O relator acolheu o argumento. "O réu só fez o disparo usando meio necessário. Ele era bem menor em estatura do que as vítimas. Apesar do número de disparos, não se pode dizer que foi um uso imoderado da arma porque ele atirou antes para o alto e para o chão", disse o relator.
No começo da sessão, os desembargadores discutiram se deveriam julgar o promotor por conta da análise de um pedido ainda pendente no Supremo Tribunal Federal, que discute o vitaliciamento do promotor de Justiça.
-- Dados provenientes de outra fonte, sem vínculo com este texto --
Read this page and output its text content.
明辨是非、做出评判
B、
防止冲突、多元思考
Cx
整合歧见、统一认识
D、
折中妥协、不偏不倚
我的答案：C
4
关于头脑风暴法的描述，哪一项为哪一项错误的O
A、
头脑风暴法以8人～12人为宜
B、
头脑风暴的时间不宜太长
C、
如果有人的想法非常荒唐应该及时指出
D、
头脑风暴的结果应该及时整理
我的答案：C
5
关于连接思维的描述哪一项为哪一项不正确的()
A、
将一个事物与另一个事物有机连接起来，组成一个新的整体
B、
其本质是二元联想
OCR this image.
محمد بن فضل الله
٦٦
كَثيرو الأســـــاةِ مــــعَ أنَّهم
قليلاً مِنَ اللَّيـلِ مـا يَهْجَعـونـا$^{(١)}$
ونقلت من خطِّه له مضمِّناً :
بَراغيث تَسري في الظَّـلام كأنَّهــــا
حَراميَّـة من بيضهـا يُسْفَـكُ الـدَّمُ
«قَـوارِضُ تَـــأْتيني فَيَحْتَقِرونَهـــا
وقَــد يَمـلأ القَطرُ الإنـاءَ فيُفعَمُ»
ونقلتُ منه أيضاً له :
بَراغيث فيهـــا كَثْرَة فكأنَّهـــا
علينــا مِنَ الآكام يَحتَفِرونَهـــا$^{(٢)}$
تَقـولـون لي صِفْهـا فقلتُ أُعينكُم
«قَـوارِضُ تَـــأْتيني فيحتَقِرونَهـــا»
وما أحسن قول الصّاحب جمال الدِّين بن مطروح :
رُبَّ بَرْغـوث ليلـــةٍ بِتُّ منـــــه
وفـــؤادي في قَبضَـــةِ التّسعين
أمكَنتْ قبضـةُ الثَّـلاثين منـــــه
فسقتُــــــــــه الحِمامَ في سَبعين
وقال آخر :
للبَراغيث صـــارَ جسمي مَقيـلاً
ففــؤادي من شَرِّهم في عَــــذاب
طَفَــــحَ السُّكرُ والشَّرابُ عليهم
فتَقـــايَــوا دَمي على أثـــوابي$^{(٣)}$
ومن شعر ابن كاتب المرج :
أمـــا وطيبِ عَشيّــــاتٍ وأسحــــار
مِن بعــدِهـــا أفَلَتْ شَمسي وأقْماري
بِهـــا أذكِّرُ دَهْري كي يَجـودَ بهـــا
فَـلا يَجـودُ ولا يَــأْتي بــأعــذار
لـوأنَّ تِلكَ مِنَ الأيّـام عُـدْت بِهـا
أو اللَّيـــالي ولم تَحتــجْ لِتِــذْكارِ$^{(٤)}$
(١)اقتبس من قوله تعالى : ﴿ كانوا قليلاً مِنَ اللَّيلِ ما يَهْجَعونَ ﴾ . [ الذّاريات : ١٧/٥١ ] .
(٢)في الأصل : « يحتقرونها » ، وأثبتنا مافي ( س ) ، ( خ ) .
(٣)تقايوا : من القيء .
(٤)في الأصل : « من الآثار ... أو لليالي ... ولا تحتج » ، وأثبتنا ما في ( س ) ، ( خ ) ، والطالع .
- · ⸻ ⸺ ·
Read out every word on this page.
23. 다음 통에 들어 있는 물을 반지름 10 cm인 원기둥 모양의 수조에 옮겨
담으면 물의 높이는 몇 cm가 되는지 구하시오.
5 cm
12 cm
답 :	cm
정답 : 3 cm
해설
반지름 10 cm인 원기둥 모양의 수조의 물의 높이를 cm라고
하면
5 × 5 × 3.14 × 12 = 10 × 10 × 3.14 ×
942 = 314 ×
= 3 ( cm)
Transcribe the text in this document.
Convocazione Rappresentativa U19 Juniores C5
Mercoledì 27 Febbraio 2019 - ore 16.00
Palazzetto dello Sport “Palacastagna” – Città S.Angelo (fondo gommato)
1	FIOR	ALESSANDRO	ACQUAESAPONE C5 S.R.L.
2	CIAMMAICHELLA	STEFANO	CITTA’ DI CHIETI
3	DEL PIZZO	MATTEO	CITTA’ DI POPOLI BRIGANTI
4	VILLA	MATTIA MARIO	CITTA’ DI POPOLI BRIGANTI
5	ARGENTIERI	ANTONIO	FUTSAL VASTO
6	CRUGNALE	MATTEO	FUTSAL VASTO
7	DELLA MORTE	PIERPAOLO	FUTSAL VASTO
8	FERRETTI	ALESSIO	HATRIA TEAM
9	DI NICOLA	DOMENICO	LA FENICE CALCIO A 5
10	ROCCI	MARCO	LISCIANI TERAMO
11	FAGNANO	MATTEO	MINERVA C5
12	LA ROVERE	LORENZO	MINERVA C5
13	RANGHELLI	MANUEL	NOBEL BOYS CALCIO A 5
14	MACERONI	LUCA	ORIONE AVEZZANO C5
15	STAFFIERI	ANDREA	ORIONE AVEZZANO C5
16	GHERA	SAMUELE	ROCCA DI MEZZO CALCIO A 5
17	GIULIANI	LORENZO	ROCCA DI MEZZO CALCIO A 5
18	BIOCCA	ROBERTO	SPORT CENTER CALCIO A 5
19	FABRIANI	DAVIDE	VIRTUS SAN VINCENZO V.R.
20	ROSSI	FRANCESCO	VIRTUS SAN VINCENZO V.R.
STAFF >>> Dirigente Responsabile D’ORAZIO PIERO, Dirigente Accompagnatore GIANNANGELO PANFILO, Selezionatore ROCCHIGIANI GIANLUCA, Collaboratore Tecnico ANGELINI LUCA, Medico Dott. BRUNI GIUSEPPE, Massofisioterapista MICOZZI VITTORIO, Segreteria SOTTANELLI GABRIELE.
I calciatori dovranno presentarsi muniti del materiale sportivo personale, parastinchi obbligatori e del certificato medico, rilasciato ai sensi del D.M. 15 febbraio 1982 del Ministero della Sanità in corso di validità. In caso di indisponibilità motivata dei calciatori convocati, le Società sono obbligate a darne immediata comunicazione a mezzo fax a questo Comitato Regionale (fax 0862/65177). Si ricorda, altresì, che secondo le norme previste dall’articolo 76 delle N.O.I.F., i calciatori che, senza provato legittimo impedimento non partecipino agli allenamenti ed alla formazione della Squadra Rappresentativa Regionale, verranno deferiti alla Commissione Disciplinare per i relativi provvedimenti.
Em outubro, o ministro do STF Menezes Direito concedeu liminar em pedido de Mandado de Segurança ajuizado contra a decisão do Conselho Nacional do Ministério Público. O CNMP decidira pelo não-vitaliciamento de Schoedl e determinou sua exoneração do cargo. O procurador-geral de justiça de São Paulo cumpriu a decisão. O mérito da matéria ainda não foi julgado.
Na liminar de outubro, Menezes Direito entendeu ser razoável a tese de Schoedl de que o CNMP não é competente para determinar a exoneração de membro do Ministério Público. Assim, concedeu liminar ao promotor para que permaneça como membro do MP paulista, mas sem exercer a função.